Term life insurance is a type of life insurance policy that provides financial protection for a set period of time. If the policyholder dies during this period, the insurance company pays a death benefit to the beneficiary.
Benefits
- Financial security: Provides a financial safety net for your family in case you die
- High life cover: Provides a large sum assured at a relatively low premium
- Fixed premiums: The premium paid each year remains the same for the duration of the contract
How it works
- The policyholder pays a fixed premium in exchange for coverage for a specific period of time
- If the policyholder dies during the policy term, the insurance company pays the death benefit to the beneficiary
- The death benefit can help cover living expenses such as food, clothes, healthcare, and education
Other considerations
- Term insurance policies have a free look period and a grace period
- Policyholders can opt for riders that provide additional coverage
- The cash benefit is not typically taxable
How Term Life Insurance Works
When you buy a term life insurance policy, the insurance company determines the premium based on the policy’s value (the payout amount) and factors such as age, gender, and health. Other considerations affecting rates include the company’s business expenses, how much it earns from its investments, and mortality rates for each age.

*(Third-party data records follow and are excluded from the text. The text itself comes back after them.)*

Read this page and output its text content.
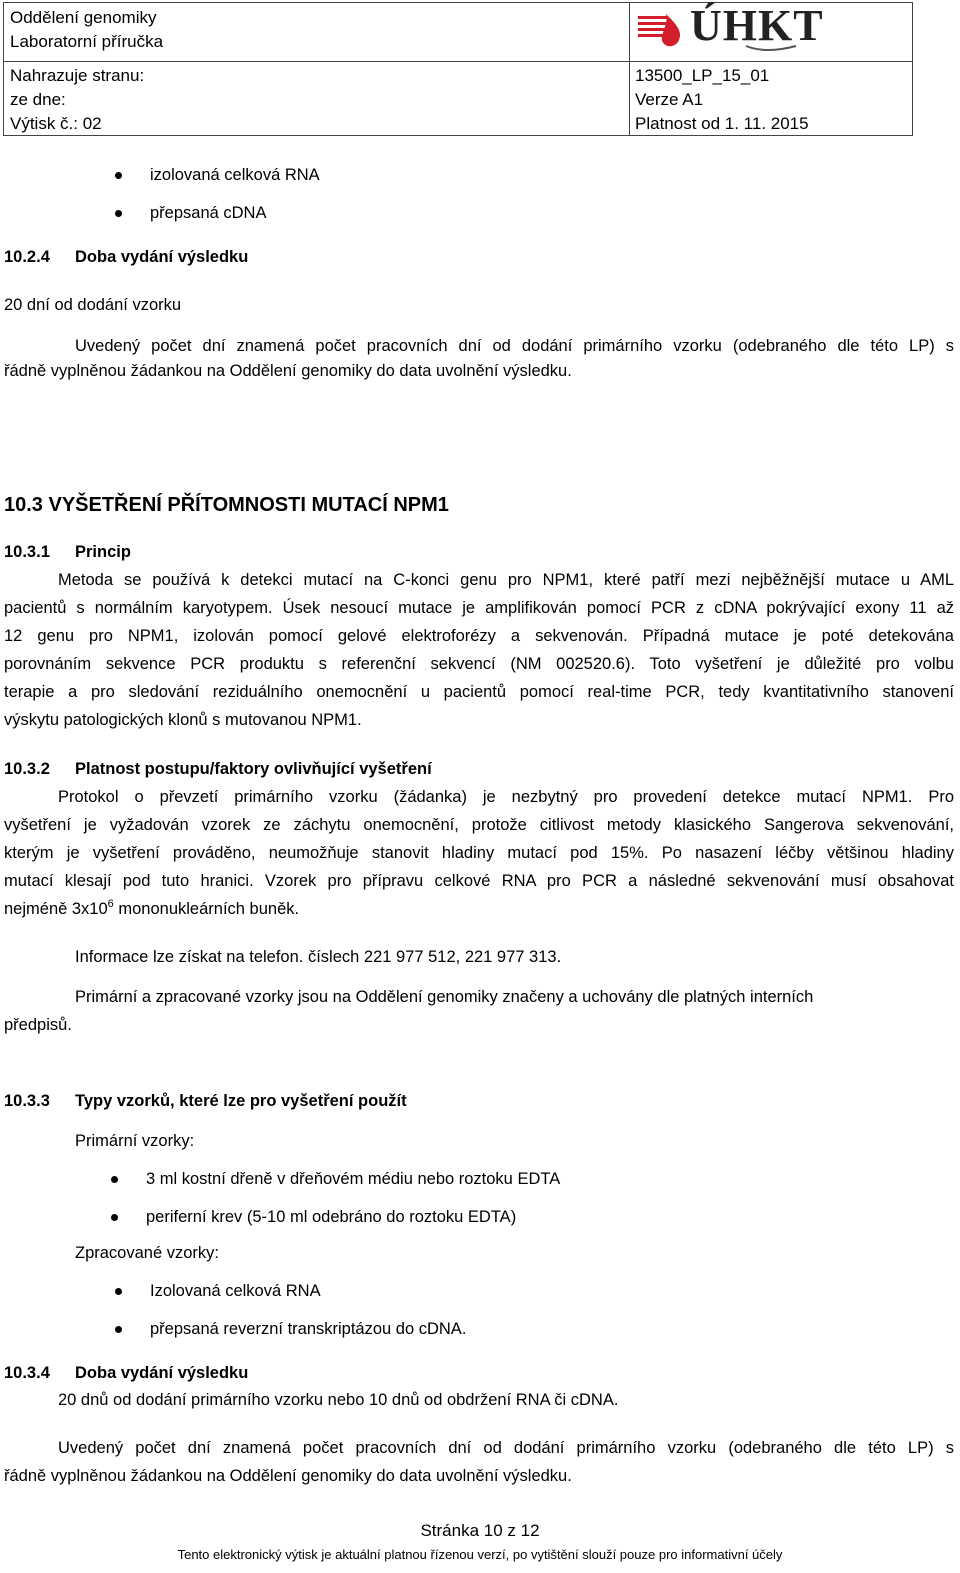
Oddělení genomiky
Laboratorní příručka
Nahrazuje stranu:
ze dne:
Výtisk č.: 02
13500_LP_15_01
Verze A1
Platnost od 1. 11. 2015
ÚHKT
izolovaná celková RNA
přepsaná cDNA
10.2.4 Doba vydání výsledku
20 dní od dodání vzorku
Uvedený počet dní znamená počet pracovních dní od dodání primárního vzorku (odebraného dle této LP) s
řádně vyplněnou žádankou na Oddělení genomiky do data uvolnění výsledku.
10.3 VYŠETŘENÍ PŘÍTOMNOSTI MUTACÍ NPM1
10.3.1 Princip
Metoda se používá k detekci mutací na C-konci genu pro NPM1, které patří mezi nejběžnější mutace u AML
pacientů s normálním karyotypem. Úsek nesoucí mutace je amplifikován pomocí PCR z cDNA pokrývající exony 11 až
12 genu pro NPM1, izolován pomocí gelové elektroforézy a sekvenován. Případná mutace je poté detekována
porovnáním sekvence PCR produktu s referenční sekvencí (NM 002520.6). Toto vyšetření je důležité pro volbu
terapie a pro sledování reziduálního onemocnění u pacientů pomocí real-time PCR, tedy kvantitativního stanovení
výskytu patologických klonů s mutovanou NPM1.
10.3.2 Platnost postupu/faktory ovlivňující vyšetření
Protokol o převzetí primárního vzorku (žádanka) je nezbytný pro provedení detekce mutací NPM1. Pro
vyšetření je vyžadován vzorek ze záchytu onemocnění, protože citlivost metody klasického Sangerova sekvenování,
kterým je vyšetření prováděno, neumožňuje stanovit hladiny mutací pod 15%. Po nasazení léčby většinou hladiny
mutací klesají pod tuto hranici. Vzorek pro přípravu celkové RNA pro PCR a následné sekvenování musí obsahovat
nejméně $3x10^6$ mononukleárních buněk.
Informace lze získat na telefon. číslech 221 977 512, 221 977 313.
Primární a zpracované vzorky jsou na Oddělení genomiky značeny a uchovány dle platných interních
předpisů.
10.3.3 Typy vzorků, které lze pro vyšetření použít
Primární vzorky:
3 ml kostní dřeně v dřeňovém médiu nebo roztoku EDTA
periferní krev (5-10 ml odebráno do roztoku EDTA)
Zpracované vzorky:
Izolovaná celková RNA
přepsaná reverzní transkriptázou do cDNA.
10.3.4 Doba vydání výsledku
20 dnů od dodání primárního vzorku nebo 10 dnů od obdržení RNA či cDNA.
Uvedený počet dní znamená počet pracovních dní od dodání primárního vzorku (odebraného dle této LP) s
řádně vyplněnou žádankou na Oddělení genomiky do data uvolnění výsledku.
Stránka 10 z 12
Tento elektronický výtisk je aktuální platnou řízenou verzí, po vytištění slouží pouze pro informativní účely
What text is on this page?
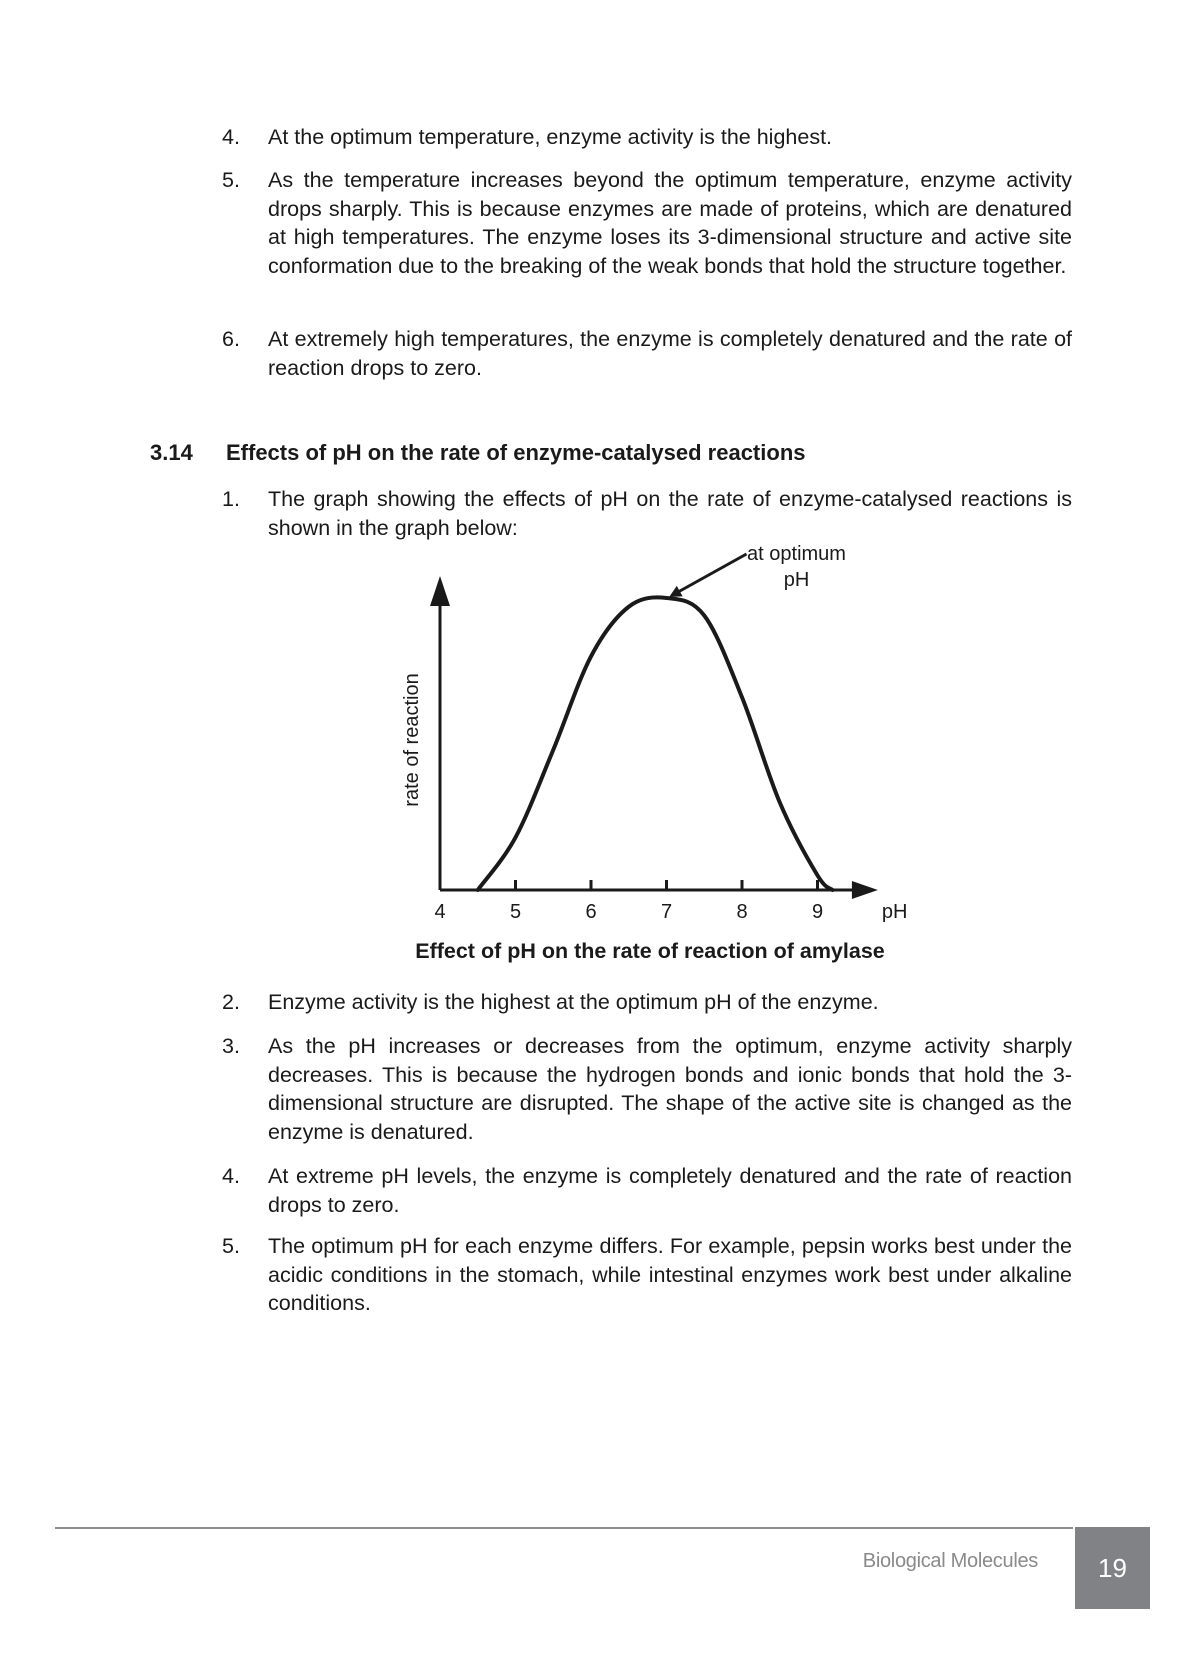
4.	At the optimum temperature, enzyme activity is the highest.
5.	As the temperature increases beyond the optimum temperature, enzyme activity drops sharply. This is because enzymes are made of proteins, which are denatured at high temperatures. The enzyme loses its 3-dimensional structure and active site conformation due to the breaking of the weak bonds that hold the structure together.
6.	At extremely high temperatures, the enzyme is completely denatured and the rate of reaction drops to zero.
3.14 Effects of pH on the rate of enzyme-catalysed reactions
1.	The graph showing the effects of pH on the rate of enzyme-catalysed reactions is shown in the graph below:
4	5	6	7	8	9	pH
rate of reaction
at optimum
pH
Effect of pH on the rate of reaction of amylase
2.	Enzyme activity is the highest at the optimum pH of the enzyme.
3.	As the pH increases or decreases from the optimum, enzyme activity sharply decreases. This is because the hydrogen bonds and ionic bonds that hold the 3-dimensional structure are disrupted. The shape of the active site is changed as the enzyme is denatured.
4.	At extreme pH levels, the enzyme is completely denatured and the rate of reaction drops to zero.
5.	The optimum pH for each enzyme differs. For example, pepsin works best under the acidic conditions in the stomach, while intestinal enzymes work best under alkaline conditions.
Biological Molecules	19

In some cases, a medical exam may be required. The insurance company may also inquire about your driving record, current medications, smoking status, occupation, hobbies, family history, and similar information.
If you die during the policy term, the insurer will pay the policy’s face value to your beneficiaries. This cash benefit—which is not typically taxable—may be used by beneficiaries to settle your healthcare and funeral costs, consumer debt, mortgage debt, and other expenses.
However, beneficiaries are not required to use the insurance proceeds to settle the deceased’s debts.